GARWOOD, N.J. -- New Jersey residents have been flooding stores to buy air purifiers because, as we saw Wednesday, the smell of smoke was seeping into some homes, but they were finding Thursday that many places are out of them.
"It's 2-feet-high air purifier. It cleans air. My son has asthma, my daughter has asthma, so we put it in the hallway. It helps us out," Clark resident Frank Williams said.
Williams was glad he bought air purifiers during the pandemic because at the Home Depot in Garwood, the shelves were empty after the store sold out Wednesday.
Williams is taking other precautions, too.
"Windows closed, kids inside. We handed out masks when they left the school, and a lot of them wore masks to school today," he said.
"All of our classrooms do have two air purifiers. We had them on yesterday," said Kelly McHugh, a teacher in Elizabeth.
Her kids say the smoke from the Canada wildfires have been upsetting and eerie at school.
"The sky kind of looked green, and we also had indoor recess ... and it was just weird because the blinds were all open. So, it didn't smell like smoke, but some classrooms had to go downstairs 'cause it smelled really bad, like smoke," Autumn McHugh said.
New Jersey's health officials say children are particularly vulnerable to wildfire smoke because they breathe in more air relative to their size.
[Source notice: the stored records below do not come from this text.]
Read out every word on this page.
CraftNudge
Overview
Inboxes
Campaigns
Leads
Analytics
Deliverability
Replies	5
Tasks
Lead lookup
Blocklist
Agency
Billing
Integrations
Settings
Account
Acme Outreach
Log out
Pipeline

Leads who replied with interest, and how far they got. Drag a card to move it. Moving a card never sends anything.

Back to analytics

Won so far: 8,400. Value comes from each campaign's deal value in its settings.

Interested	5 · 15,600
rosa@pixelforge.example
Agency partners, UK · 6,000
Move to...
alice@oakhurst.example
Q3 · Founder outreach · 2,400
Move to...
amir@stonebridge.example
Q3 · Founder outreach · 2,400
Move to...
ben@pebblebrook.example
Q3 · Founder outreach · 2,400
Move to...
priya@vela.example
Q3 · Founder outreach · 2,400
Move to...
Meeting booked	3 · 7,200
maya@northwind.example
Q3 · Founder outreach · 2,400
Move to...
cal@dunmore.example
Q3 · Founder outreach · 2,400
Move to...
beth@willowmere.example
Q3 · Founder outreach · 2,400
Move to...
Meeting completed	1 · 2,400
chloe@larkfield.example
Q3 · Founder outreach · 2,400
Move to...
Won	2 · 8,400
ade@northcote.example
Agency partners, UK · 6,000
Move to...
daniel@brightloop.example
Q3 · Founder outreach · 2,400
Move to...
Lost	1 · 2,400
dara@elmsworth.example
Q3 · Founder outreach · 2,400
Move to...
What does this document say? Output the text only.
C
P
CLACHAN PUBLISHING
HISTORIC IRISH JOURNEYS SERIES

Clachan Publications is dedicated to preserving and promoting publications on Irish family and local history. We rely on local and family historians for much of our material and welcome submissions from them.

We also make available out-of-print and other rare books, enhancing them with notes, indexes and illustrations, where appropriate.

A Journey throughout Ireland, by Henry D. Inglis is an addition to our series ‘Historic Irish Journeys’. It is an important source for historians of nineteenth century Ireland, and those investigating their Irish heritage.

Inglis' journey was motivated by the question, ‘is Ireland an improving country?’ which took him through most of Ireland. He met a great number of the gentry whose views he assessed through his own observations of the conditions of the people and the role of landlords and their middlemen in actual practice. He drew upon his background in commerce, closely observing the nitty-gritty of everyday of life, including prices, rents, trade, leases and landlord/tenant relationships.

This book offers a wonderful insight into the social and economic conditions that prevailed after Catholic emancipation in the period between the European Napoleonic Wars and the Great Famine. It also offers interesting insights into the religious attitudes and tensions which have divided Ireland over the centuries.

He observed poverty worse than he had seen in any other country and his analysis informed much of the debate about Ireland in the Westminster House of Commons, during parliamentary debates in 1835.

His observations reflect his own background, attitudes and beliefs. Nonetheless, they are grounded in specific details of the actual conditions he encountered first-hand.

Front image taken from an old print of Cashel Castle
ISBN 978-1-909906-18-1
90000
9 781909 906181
They're also urging everyone to remain vigilant by wearing masks outdoors at least through Friday.
"Remember to stay indoors if you can. Close all windows, doors and openings. Place your air conditioner to recirculate if possible," New Jersey Health Commissioner Judith Persichilli said.
The governor is keeping air quality alerts in place, saying the air outside is still unhealthy.
"Everyone should try and limit their time outdoors today and avoid strenuous activities," Gov. Phil Murphy said.
The governor says he's keeping the Air Quality Alert in place through Friday.